Sonra Sulukule'ye dönelim yine. Aaah Sulukule! Ol rivayet ederler ki Romanlar bu bölgeye 1054 yılında Hindistan'dan geldi. Bizans döneminde buraya yerleşenler, özellikle dönemin Ortodoks kiliseleri tarafından, falcılık, sihirbazlık gibi faaliyetler ile suçlanınca, kara surlarının dışında yaşamaya başladı. Fatih Sultan Mehmet'in, 1452'de İstanbul'u fethinden sonra, Bizans döneminde çökmeye başlayan şehri canlandırmak amacıyla farklı bölgelerde yaşayanları İstanbul'a davet etmesiyle, İstanbul'a gelen Romanlar'ın bir kısmı Ayvansaray'da Lonca Mahallesi'ni kurarken, bir kısmı da Sulukule'ye yerleşti.
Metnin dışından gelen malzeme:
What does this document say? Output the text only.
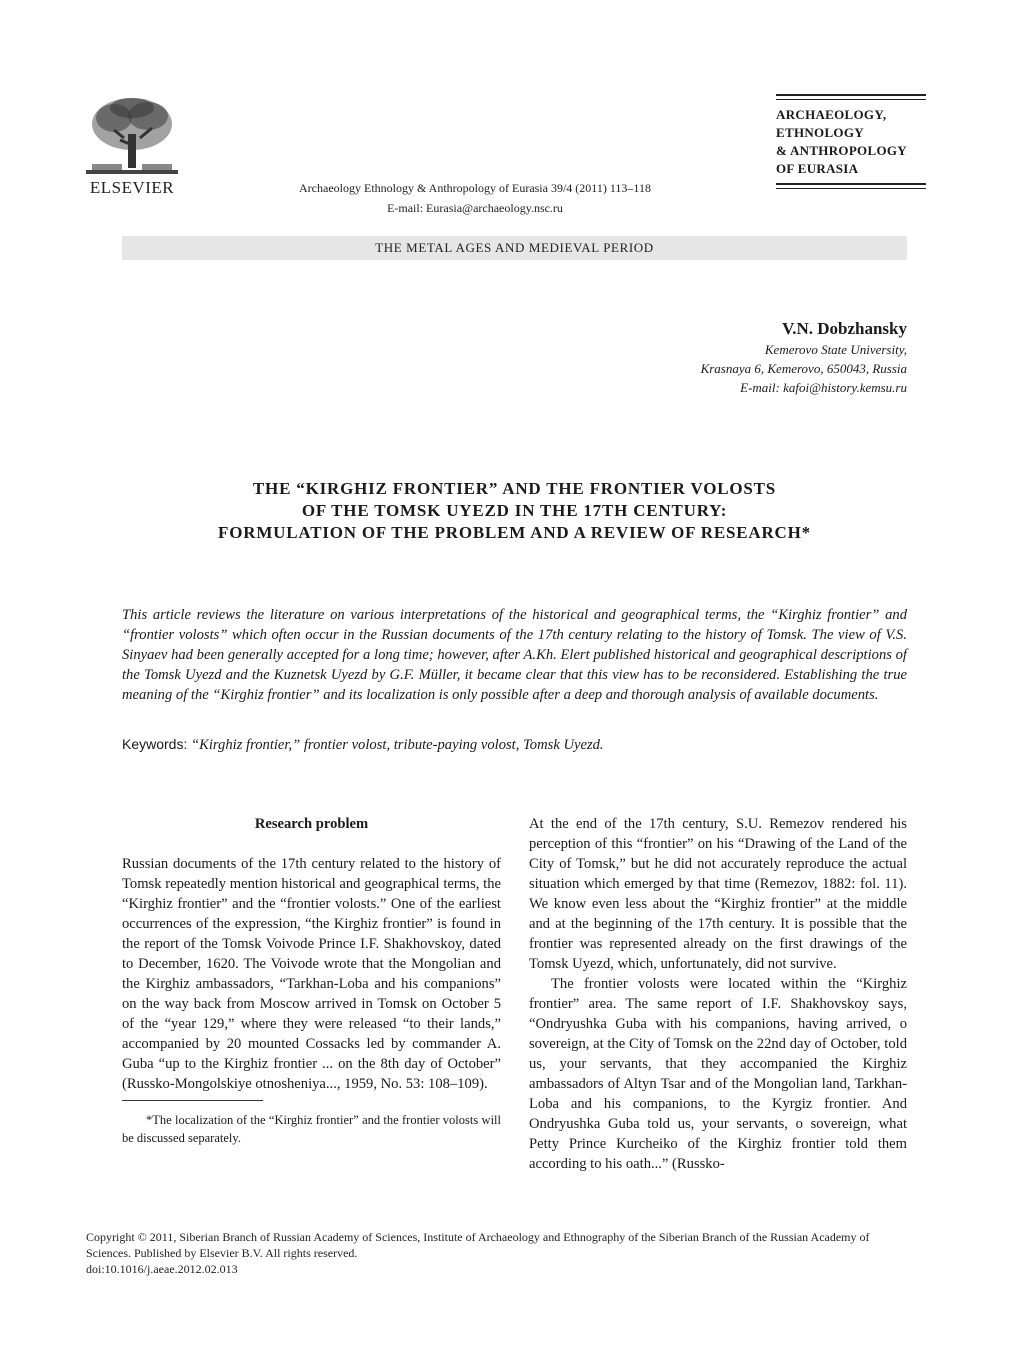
ELSEVIER	Archaeology Ethnology & Anthropology of Eurasia 39/4 (2011) 113–118
E-mail: Eurasia@archaeology.nsc.ru
ARCHAEOLOGY,
ETHNOLOGY
& ANTHROPOLOGY
OF EURASIA
THE METAL AGES AND MEDIEVAL PERIOD
V.N. Dobzhansky
Kemerovo State University,
Krasnaya 6, Kemerovo, 650043, Russia
E-mail: kafoi@history.kemsu.ru
THE “KIRGHIZ FRONTIER” AND THE FRONTIER VOLOSTS
OF THE TOMSK UYEZD IN THE 17TH CENTURY:
FORMULATION OF THE PROBLEM AND A REVIEW OF RESEARCH*
This article reviews the literature on various interpretations of the historical and geographical terms, the “Kirghiz frontier” and “frontier volosts” which often occur in the Russian documents of the 17th century relating to the history of Tomsk. The view of V.S. Sinyaev had been generally accepted for a long time; however, after A.Kh. Elert published historical and geographical descriptions of the Tomsk Uyezd and the Kuznetsk Uyezd by G.F. Müller, it became clear that this view has to be reconsidered. Establishing the true meaning of the “Kirghiz frontier” and its localization is only possible after a deep and thorough analysis of available documents.
Keywords: “Kirghiz frontier,” frontier volost, tribute-paying volost, Tomsk Uyezd.

Research problem

Russian documents of the 17th century related to the history of Tomsk repeatedly mention historical and geographical terms, the “Kirghiz frontier” and the “frontier volosts.” One of the earliest occurrences of the expression, “the Kirghiz frontier” is found in the report of the Tomsk Voivode Prince I.F. Shakhovskoy, dated to December, 1620. The Voivode wrote that the Mongolian and the Kirghiz ambassadors, “Tarkhan-Loba and his companions” on the way back from Moscow arrived in Tomsk on October 5 of the “year 129,” where they were released “to their lands,” accompanied by 20 mounted Cossacks led by commander A. Guba “up to the Kirghiz frontier ... on the 8th day of October” (Russko-Mongolskiye otnosheniya..., 1959, No. 53: 108–109).

*The localization of the “Kirghiz frontier” and the frontier volosts will be discussed separately.

At the end of the 17th century, S.U. Remezov rendered his perception of this “frontier” on his “Drawing of the Land of the City of Tomsk,” but he did not accurately reproduce the actual situation which emerged by that time (Remezov, 1882: fol. 11). We know even less about the “Kirghiz frontier” at the middle and at the beginning of the 17th century. It is possible that the frontier was represented already on the first drawings of the Tomsk Uyezd, which, unfortunately, did not survive.

The frontier volosts were located within the “Kirghiz frontier” area. The same report of I.F. Shakhovskoy says, “Ondryushka Guba with his companions, having arrived, o sovereign, at the City of Tomsk on the 22nd day of October, told us, your servants, that they accompanied the Kirghiz ambassadors of Altyn Tsar and of the Mongolian land, Tarkhan-Loba and his companions, to the Kyrgiz frontier. And Ondryushka Guba told us, your servants, o sovereign, what Petty Prince Kurcheiko of the Kirghiz frontier told them according to his oath...” (Russko-

Copyright © 2011, Siberian Branch of Russian Academy of Sciences, Institute of Archaeology and Ethnography of the Siberian Branch of the Russian Academy of Sciences. Published by Elsevier B.V. All rights reserved.
doi:10.1016/j.aeae.2012.02.013
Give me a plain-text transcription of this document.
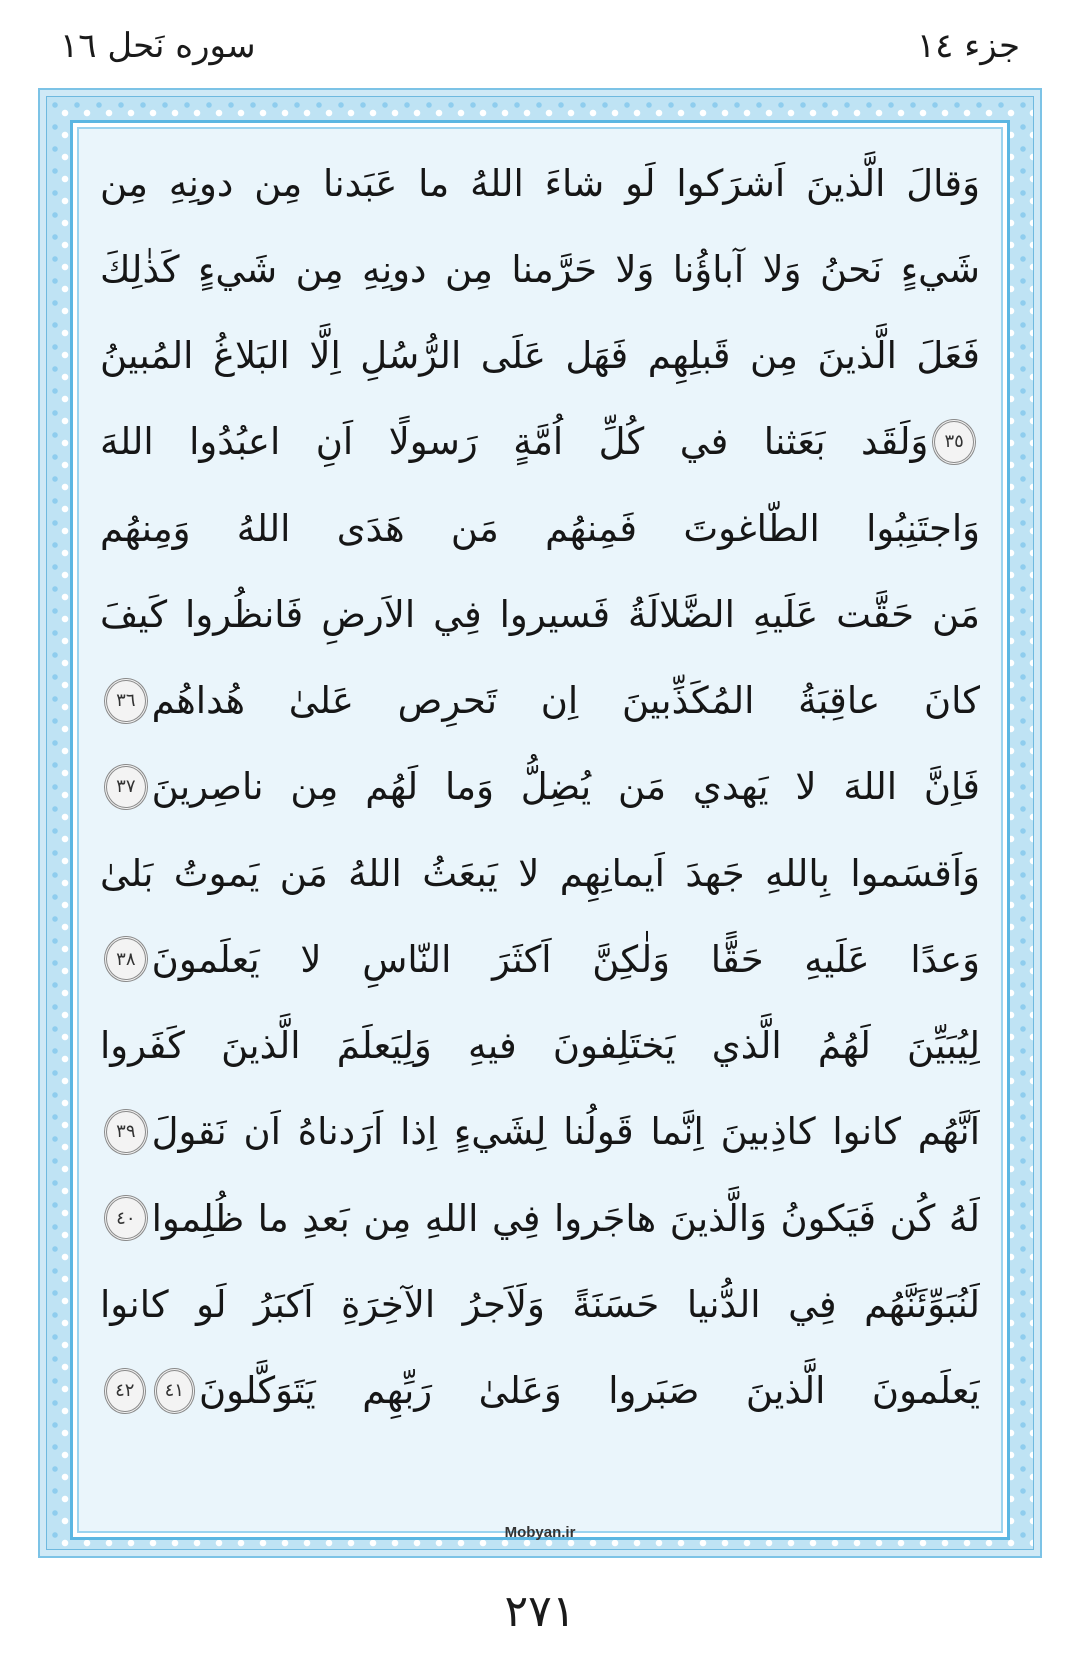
سوره نَحل ١٦	جزء ١٤
وَقالَ الَّذينَ اَشرَكوا لَو شاءَ اللهُ ما عَبَدنا مِن دونِهِ مِن
شَيءٍ نَحنُ وَلا آباؤُنا وَلا حَرَّمنا مِن دونِهِ مِن شَيءٍ كَذٰلِكَ
فَعَلَ الَّذينَ مِن قَبلِهِم فَهَل عَلَى الرُّسُلِ اِلَّا البَلاغُ المُبينُ
٣٥
وَلَقَد بَعَثنا في كُلِّ اُمَّةٍ رَسولًا اَنِ اعبُدُوا اللهَ
وَاجتَنِبُوا الطّاغوتَ فَمِنهُم مَن هَدَى اللهُ وَمِنهُم
مَن حَقَّت عَلَيهِ الضَّلالَةُ فَسيروا فِي الاَرضِ فَانظُروا كَيفَ
كانَ عاقِبَةُ المُكَذِّبينَ اِن تَحرِص عَلىٰ هُداهُم
٣٦
فَاِنَّ اللهَ لا يَهدي مَن يُضِلُّ وَما لَهُم مِن ناصِرينَ
٣٧
وَاَقسَموا بِاللهِ جَهدَ اَيمانِهِم لا يَبعَثُ اللهُ مَن يَموتُ بَلىٰ
وَعدًا عَلَيهِ حَقًّا وَلٰكِنَّ اَكثَرَ النّاسِ لا يَعلَمونَ
٣٨
لِيُبَيِّنَ لَهُمُ الَّذي يَختَلِفونَ فيهِ وَلِيَعلَمَ الَّذينَ كَفَروا
اَنَّهُم كانوا كاذِبينَ اِنَّما قَولُنا لِشَيءٍ اِذا اَرَدناهُ اَن نَقولَ
٣٩
لَهُ كُن فَيَكونُ وَالَّذينَ هاجَروا فِي اللهِ مِن بَعدِ ما ظُلِموا
٤٠
لَنُبَوِّئَنَّهُم فِي الدُّنيا حَسَنَةً وَلَاَجرُ الآخِرَةِ اَكبَرُ لَو كانوا
يَعلَمونَ الَّذينَ صَبَروا وَعَلىٰ رَبِّهِم يَتَوَكَّلونَ
٤١
٤٢
Mobyan.ir
٢٧١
Osmanlı döneminde Eğlence Kolları geleneği en ihtişamlı dönemlerini yaşasa da Sulukule'nin, dans ve müziğin yanı sıra kente pek çok yönden katkıda bulunduğunu söylemek yanlış olmaz. Zira İstanbul'un fethinden sonra Müslüman olan Romanlar, sarayın mehter takımını kurarlar. İstanbul'un en iyi, en zengin katırcıları, sepetçileri, Sulukule'den çıkar. Cumhuriyet'in ilk dönemlerinde ise Eğlence Kolları geleneği devam eder. Devriye evi de tabir edilen Eğlence Evleri ilk kez 1946 yılında Turan Aziz Beler'in "Beyoğlu Piliçleri" adındaki kitabında geçer. Beler, kitabında Sulukule Eğlence Evleri'nden; dekoru sade, temiz bir oda içinde sazlarını çalan, şarkı söyleyen ve dans eden genç kadınlardan bahseder. Sulukule'nin en görkemli yılları 1950'ler ve 1960'lardır. Bu dönemde Sulukule'deki üç devriye evine ancak randevu ile gelmenin mümkün olduğu söylenir. Zeki Müren, Müzeyyen Senar gibi birçok ünlü ses sanatçısı eğlenmek amacıyla Sulukule'ye gelirken, bugünün popüler isimleri olan Hüsnü Şenlendirici, Adnan Şenses, Kibariye gibi isimler de Sulukule'de yetiştirirler.

Bugüne nasıl geldi

Aradan on yıllar geçer. 1985 yılına gelindiğinde ise Sulukuleliler, Turizm Bakanlığı'na "Gösteri Evleri Projesi" ile başvururlar. Bakanlıktan olumlu yanıt alan proje, yerel belediye tarafından onaylanmadığı için yasallaşamasa da devriyeler Sulukule'de faaliyete geçer. Bu dönemde, sayısı sadece üç olan evler bir anda 34'e çıkar. İşletmeler yarı yasal olarak varlıklarını sürdürürler. Yaklaşık 3500 kişinin çalıştığı bu yerler mahallenin ekonomik kalkınmasını sağlar. Bu dönemde inşa edilen apartmanlar, mahallenin zenginliğinin birer kanıtı olarak gösterilebilir. Şimdi yerinde yeller esen mahallenin fotoğrafı zengin, güçlü, çevresi geniş bir kodamanın talihi dönüp perişan hallerde can vermiş, oracıkta upuzun yatan cesedine benzemiyor mu ne dersiniz?